Não é difícil encontrar matérias que se propõem a discutir a psicologia do sofrimento docente. Em boa parte delas, além da utilização desses termos, elas trazem dados numéricos alarmantes. A matéria nomeada “Educação tem 62 afastamentos por transtorno mental publicada” em 2019, por exemplo, oferece uma pequena mostra de como uma lógica nosográfica e medicalizante domina as avaliações acerca do sofrimento docente. Neste cenário, segundo descrito na tese, é reforçado um discurso que se constrói em torno e aponta para o diagnóstico da doença. 

Outra problemática apontada pela pesquisadora é a de enquadrar experiências muito únicas dentro da classificação de “transtorno mental”. As reportagens oferecem, de certo, um diagnóstico que diz muito sobre a condição concreta do  professor, bem como a da educação no país, o objetivo não é negar isso . Contudo, reunir dentro de um mesmo grupo, docentes com experiências tão distintas entre si, apaga a singularidade de cada vivência. 

Diante disso, a doutora propõe irmos além e questionarmos o que está por trás dessas informações e dados que aparentemente encerram o debate em si mesmos.
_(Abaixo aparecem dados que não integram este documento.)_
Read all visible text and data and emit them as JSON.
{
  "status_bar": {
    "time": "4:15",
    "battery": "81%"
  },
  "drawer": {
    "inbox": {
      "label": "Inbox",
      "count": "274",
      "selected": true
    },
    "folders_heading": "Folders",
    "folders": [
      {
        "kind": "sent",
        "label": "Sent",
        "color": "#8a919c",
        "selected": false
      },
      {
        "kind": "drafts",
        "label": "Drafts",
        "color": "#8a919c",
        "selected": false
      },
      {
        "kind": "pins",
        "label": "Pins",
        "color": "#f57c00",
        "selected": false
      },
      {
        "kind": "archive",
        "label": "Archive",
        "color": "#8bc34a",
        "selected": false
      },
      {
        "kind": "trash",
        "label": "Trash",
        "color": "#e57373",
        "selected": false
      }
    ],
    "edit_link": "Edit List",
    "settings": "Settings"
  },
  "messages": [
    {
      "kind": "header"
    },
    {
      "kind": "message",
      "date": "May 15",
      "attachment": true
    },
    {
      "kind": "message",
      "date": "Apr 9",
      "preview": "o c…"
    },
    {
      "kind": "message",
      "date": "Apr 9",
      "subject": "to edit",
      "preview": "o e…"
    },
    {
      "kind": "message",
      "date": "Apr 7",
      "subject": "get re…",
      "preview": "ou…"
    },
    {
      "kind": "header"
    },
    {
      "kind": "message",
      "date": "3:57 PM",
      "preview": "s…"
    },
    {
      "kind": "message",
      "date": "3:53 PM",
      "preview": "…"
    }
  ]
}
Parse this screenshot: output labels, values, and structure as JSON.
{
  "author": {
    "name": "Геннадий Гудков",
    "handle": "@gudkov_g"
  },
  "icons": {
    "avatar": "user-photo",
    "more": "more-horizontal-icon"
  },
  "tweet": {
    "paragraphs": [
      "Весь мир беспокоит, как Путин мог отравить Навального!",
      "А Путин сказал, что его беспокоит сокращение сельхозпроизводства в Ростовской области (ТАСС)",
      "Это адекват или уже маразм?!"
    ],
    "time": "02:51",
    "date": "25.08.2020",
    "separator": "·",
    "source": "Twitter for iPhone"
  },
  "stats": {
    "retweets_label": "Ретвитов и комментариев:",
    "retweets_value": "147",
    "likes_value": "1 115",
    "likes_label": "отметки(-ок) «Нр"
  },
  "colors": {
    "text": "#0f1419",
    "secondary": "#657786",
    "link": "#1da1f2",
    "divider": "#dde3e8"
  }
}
Isso, com o intuito de esclarecer o que eles nos dizem do sujeito, de seu entorno, e de como ele se coloca perante os empecilhos encontrados em sua jornada. “O que eu propus foi operar uma subversão na forma que nós interpretamos esses dados. Ao invés de olhar para eles como uma doença, eu proponho olhar para esse sofrimento como indicativo de potência, no sentido que esse sofrimento nos diz algo do sujeito que sofre, mas também de um sujeito que resiste [à conformidade] “, completa Fanizzi. 

4° colocada dentre as teses selecionadas pela FE para concorrer ao prêmio Capes, ela dará, futuramente, origem a um livro para pensar a condição docente. Com ele, a hoje professora da Universidade Federal de Santa Catarina, espera oferecer um meio para os leitores, sobretudo aqueles que se dedicam a ensinar, enxergarem a experiência de sofrimento a partir de uma nova perspectiva.   

“Que ao tomar contato com o meu trabalho eles possam narrar de outra forma essa experiência de sofrimento”.